Die Royal Enfield Goan Classic 350 setzt stärker auf das klassische Fahrerlebnis. Das ist nicht negativ, sondern Teil des Konzepts: Das Motorrad bleibt nah am Gefühl, das man beim Fahren sucht. Wer bewusst weniger „Technikballast“ möchte, findet hier einen angenehmen Ansatz.
Wartung, Alltagskosten und Langzeitgefühl
Auch wenn die Details je nach Nutzung variieren, lässt sich im Vergleich eine Tendenz erkennen: Die Indian Scout Bobber 2025 richtet sich an Fahrer, die ein hochwertiges Gesamtpaket wollen und bereit sind, das Motorrad entsprechend zu pflegen und zu betreiben. Das Motorrad wirkt wie ein Premium-Cruiser, bei dem man den Aufwand eher als Teil des Besitzgefühls sieht.
Die Royal Enfield Goan Classic 350 wirkt dagegen wie ein Motorrad, das man gern „einfach nutzt“. Gerade für Fahrer, die ein unkompliziertes Langzeitgefühl suchen, kann das ein starkes Argument sein. Die Wartung und der Servicegedanke passen häufig gut zu dem, was viele bei einem 350er Classic erwarten: bezahlbar, bodenständig und ohne großes Drama.

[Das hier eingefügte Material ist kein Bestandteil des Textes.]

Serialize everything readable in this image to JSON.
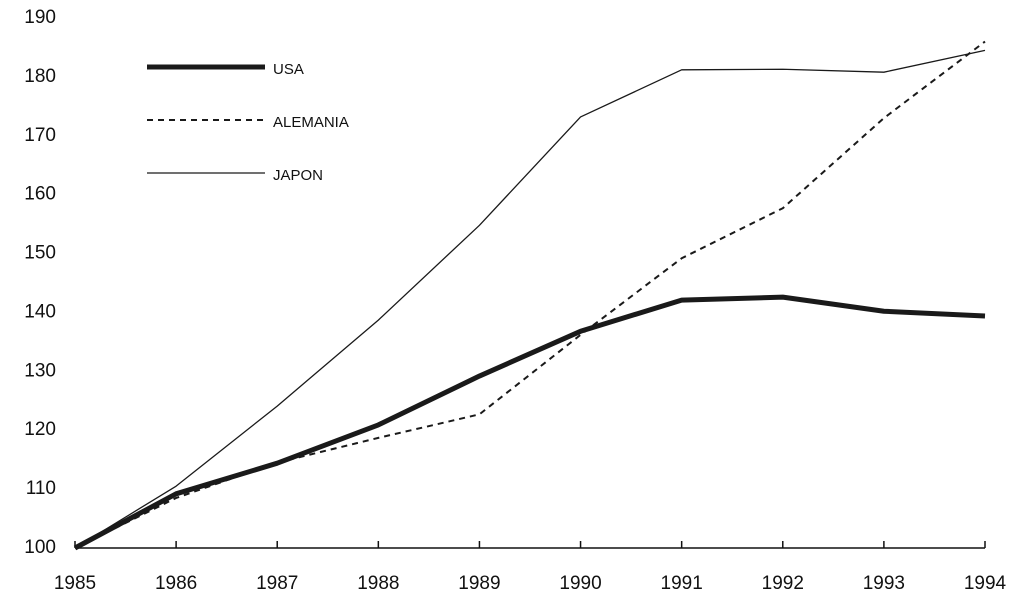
{
  "chart_data": {
    "type": "line",
    "x": [
      1985,
      1986,
      1987,
      1988,
      1989,
      1990,
      1991,
      1992,
      1993,
      1994
    ],
    "series": [
      {
        "name": "USA",
        "color": "#1a1a1a",
        "style": "thick",
        "values": [
          100,
          109.2,
          114.4,
          120.9,
          129.2,
          136.8,
          142.1,
          142.6,
          140.2,
          139.4
        ]
      },
      {
        "name": "ALEMANIA",
        "color": "#1a1a1a",
        "style": "dashed",
        "values": [
          100,
          108.5,
          114.5,
          118.7,
          122.7,
          136.2,
          149.2,
          157.7,
          173,
          186
        ]
      },
      {
        "name": "JAPON",
        "color": "#1a1a1a",
        "style": "thin",
        "values": [
          100,
          110.5,
          124.1,
          138.7,
          154.8,
          173.2,
          181.2,
          181.3,
          180.8,
          184.5
        ]
      }
    ],
    "xlim": [
      1985,
      1994
    ],
    "xticks": [
      1985,
      1986,
      1987,
      1988,
      1989,
      1990,
      1991,
      1992,
      1993,
      1994
    ],
    "ylim": [
      100,
      190
    ],
    "yticks": [
      100,
      110,
      120,
      130,
      140,
      150,
      160,
      170,
      180,
      190
    ],
    "legend": "top-left"
  }
}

Für wen passt welches Motorrad?
Indian Scout Bobber 2025: Die Empfehlung für dynamische Fahrer
Die Indian Scout Bobber 2025 ist besonders passend für Fahrer, die gern mehr Tempo mitnehmen, Reserven nutzen und ein Motorrad möchten, das sich auch bei flotterem Fahren stabil und souverän anfühlt. Wer Cruiser-Optik mag, aber nicht auf Fahrspaß verzichten will, bekommt hier ein stimmiges Gesamtpaket. Auch für längere Touren ist die Indian eine sehr überzeugende Wahl, weil Komfort und Fahrgefühl zusammenpassen.
Royal Enfield Goan Classic 350: Die Empfehlung für Alltag, Einsteiger und Retro-Fans
Die Royal Enfield Goan Classic 350 ist ideal für Fahrer, die vor allem im Alltag unterwegs sind: Stadt, kurze Strecken, entspannte Landstraßen. Wer ein Motorrad sucht, das leicht zugänglich ist, einen charmanten Charakter hat und nicht ständig nach „mehr“ verlangt, findet hier eine starke Option. Auch für Einsteiger oder Umsteiger, die das Motorradfahren genießen möchten, ohne sich auf maximale Dynamik zu fokussieren, ist die Royal Enfield eine sehr passende Wahl.
Fazit:
Die Indian Scout Bobber 2025 gewinnt den Vergleich vor allem dort, wo mehr Dynamik, mehr Reserven und ein souveränes Fahrgefühl gefragt sind. Wer gern zügig unterwegs ist, beim Bremsen Vertrauen bei höheren Geschwindigkeiten sucht und auch auf längeren Strecken ein erwachsenes Cruiser-Gefühl möchte, trifft mit der Indian eine sehr gute Wahl. Ihre Stärken liegen in der kraftvollen Art, der Stabilität und dem insgesamt „premium“ wirkenden Fahrpaket.
Die Royal Enfield Goan Classic 350 ist dagegen die bessere Wahl für den Alltag: unkompliziert, charmant und angenehm zu fahren. Wer vor allem Stadtverkehr, kurze Wege und entspannte Touren im Blick hat, bekommt mit der Royal Enfield ein Motorrad, das Spaß macht, ohne zu überfordern. Die Stärken liegen in der Leichtigkeit im Handling, dem klassischen Charakter und dem stimmigen Konzept für moderates Tempo.
Kurz gesagt: Indian für mehr Fahrspaß und Reserven, Royal Enfield für Alltag, Gelassenheit und Retro-Feeling.